In general, carefully check the sizes of all arrays in your code!

In [140]:
from palmerpenguins import load_penguins
from mlxtend.plotting import plot_decision_regions
from matplotlib import pyplot as plt

Here we loading and format the Palmer penguins dataset for binary classification.

In [141]:
df = load_penguins()

# drop rows with missing values
df.dropna(inplace=True)

# tricky code to randomly shuffle the rows
df = df.sample(frac=1).reset_index(drop=True)

# select only two specices
df = df[(df['species']=='Adelie')|(df['species']=='Chinstrap')]

# get two features
X = df[['flipper_length_mm','bill_length_mm']].values

# convert speces labels to -1 and 1
y = df['species'].map({'Adelie':-1,'Chinstrap':1}).values

To make the learning algorithm work more smoothly, we we will subtract the mean of each feature.

Here `np.mean` calculates a mean, and `axis=0` tells NumPy to calculate the mean over the rows (calculate the mean of each column).

In [142]:
X -= np.mean(X,axis=0)

Now we will convert our `X` and `y` arrays to torch Tensors.

In [143]:
X = torch.tensor(X).float()
y = torch.tensor(y).float()

In [None]:
X

### Exercises

Your task is to again complete this class for the perceptron, with two changes from last time:
- the implementation should use PyTorch tensors, not NumPy arrays;
- `train_step` now accepts the entire dataset as input and should calculate the average gradient over all examples, rather than updating the weights one data point at a time.

In [145]:
class Perceptron:
    def __init__(self,lr=1e-3):
        # store the learning rate
        self.lr = lr

        # initialize the weights to small, normally-distributed values
        self.w = torch.normal(mean=0, std=0.01, size=(2,))
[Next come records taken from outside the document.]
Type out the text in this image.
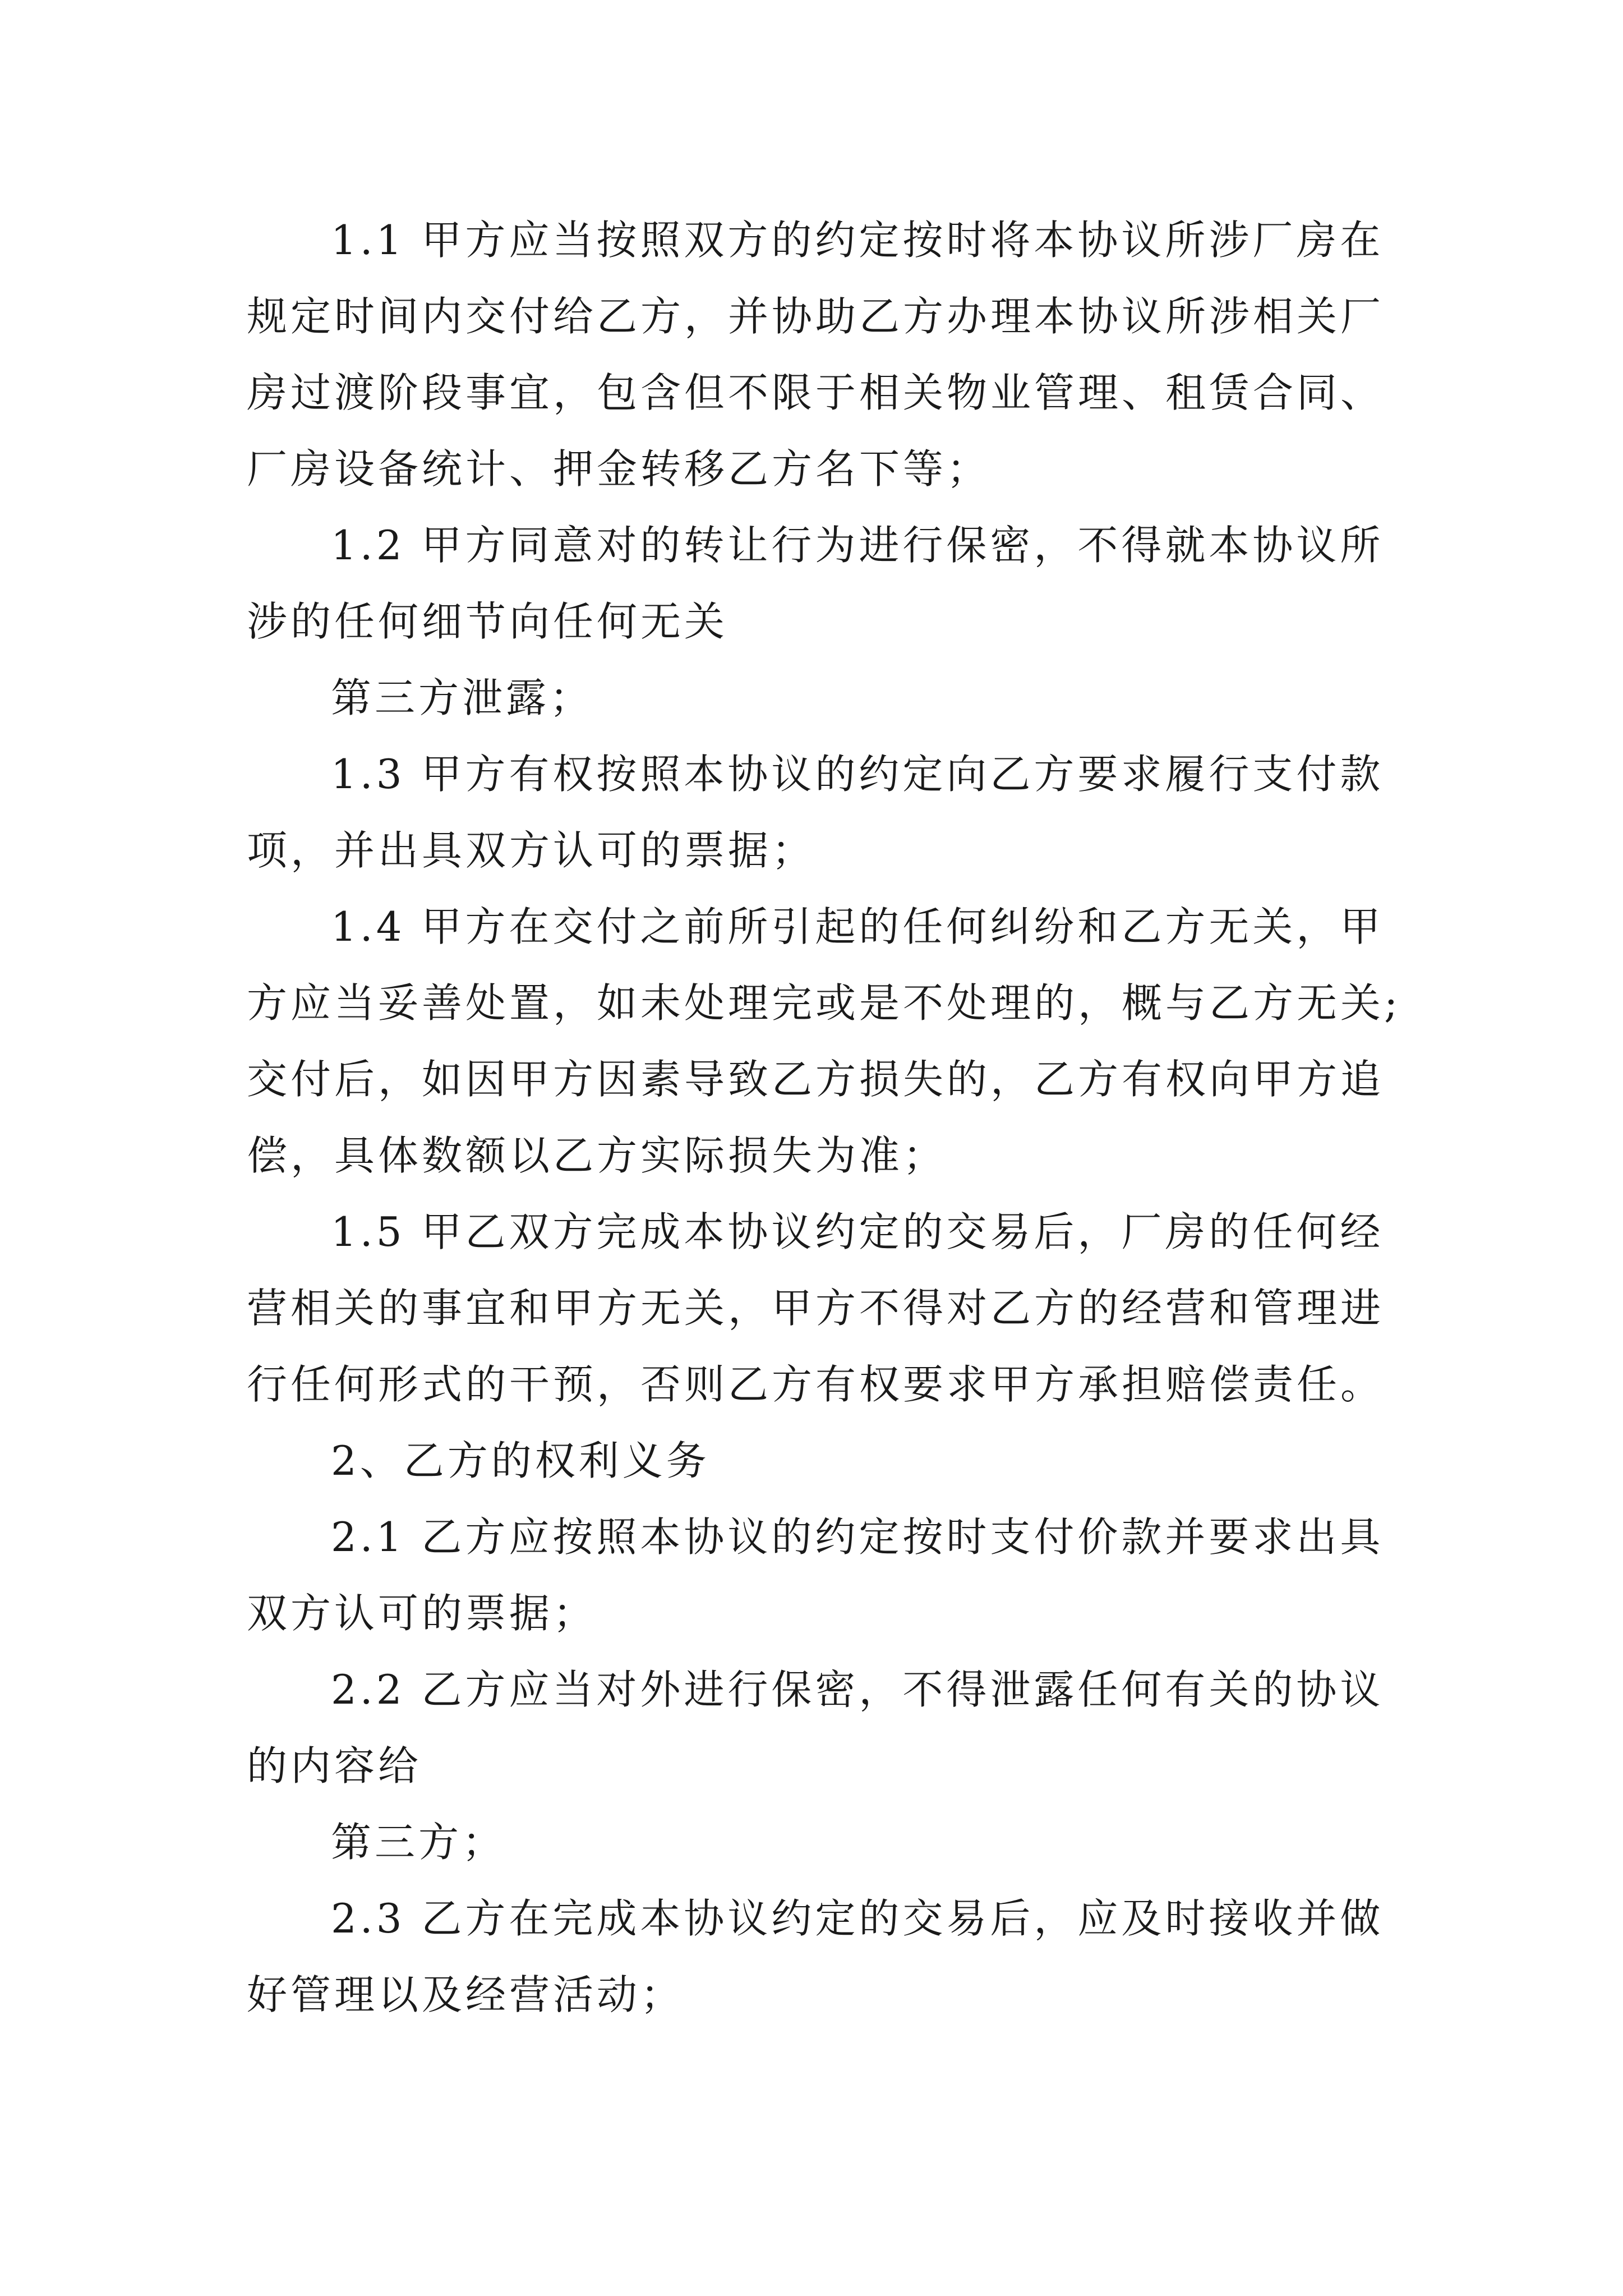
1.1 甲方应当按照双方的约定按时将本协议所涉厂房在
规定时间内交付给乙方，并协助乙方办理本协议所涉相关厂
房过渡阶段事宜，包含但不限于相关物业管理、租赁合同、
厂房设备统计、押金转移乙方名下等；
1.2 甲方同意对的转让行为进行保密，不得就本协议所
涉的任何细节向任何无关
第三方泄露；
1.3 甲方有权按照本协议的约定向乙方要求履行支付款
项，并出具双方认可的票据；
1.4 甲方在交付之前所引起的任何纠纷和乙方无关，甲
方应当妥善处置，如未处理完或是不处理的，概与乙方无关;
交付后，如因甲方因素导致乙方损失的，乙方有权向甲方追
偿，具体数额以乙方实际损失为准；
1.5 甲乙双方完成本协议约定的交易后，厂房的任何经
营相关的事宜和甲方无关，甲方不得对乙方的经营和管理进
行任何形式的干预，否则乙方有权要求甲方承担赔偿责任。
2、乙方的权利义务
2.1 乙方应按照本协议的约定按时支付价款并要求出具
双方认可的票据；
2.2 乙方应当对外进行保密，不得泄露任何有关的协议
的内容给
第三方；
2.3 乙方在完成本协议约定的交易后，应及时接收并做
好管理以及经营活动；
        # initialize the bias to zero
        self.b = torch.zeros(1)

    def train_step(self,X:torch.Tensor,y:torch.Tensor) -> None:
        """ Apply the first update rule shown in lecture.
            Arguments:
             x: data matrix of shape (N,3)
             y: labels of shape (N,) 
        """
        # WRITE CODE HERE
    
    def predict(self,X:torch.Tensor) -> torch.Tensor:
        """ Calculate model prediction for all data points.
            Arguments:
             X: data matrix of shape (N,3)   
            Returns:
             Predicted labels (-1 or 1) of shape (N,)
        """
        # WRITE CODE HERE
    
    def score(self,X:torch.Tensor,y:torch.Tensor) -> torch.Tensor:
        """ Calculate model accuracy
            Arguments:
             X: data matrix of shape (N,3)   
             y: labels of shape (N,)
            Returns:
             Accuracy score
        """
        # WRITE CODE HERE


Run the following code to train the model and print out the accuracy at each step.

In [None]:
lr = 1e-3
epochs = 100
model = Perceptron(lr)
for i in range(epochs):
    model.train_step(X,y)
    print(f'step {i}: {model.score(X,y)}')

Run the training multiple times.  Is the training the same each time, or does it vary?  Why?

Play with the learning rate and number of epochs to find the best setting.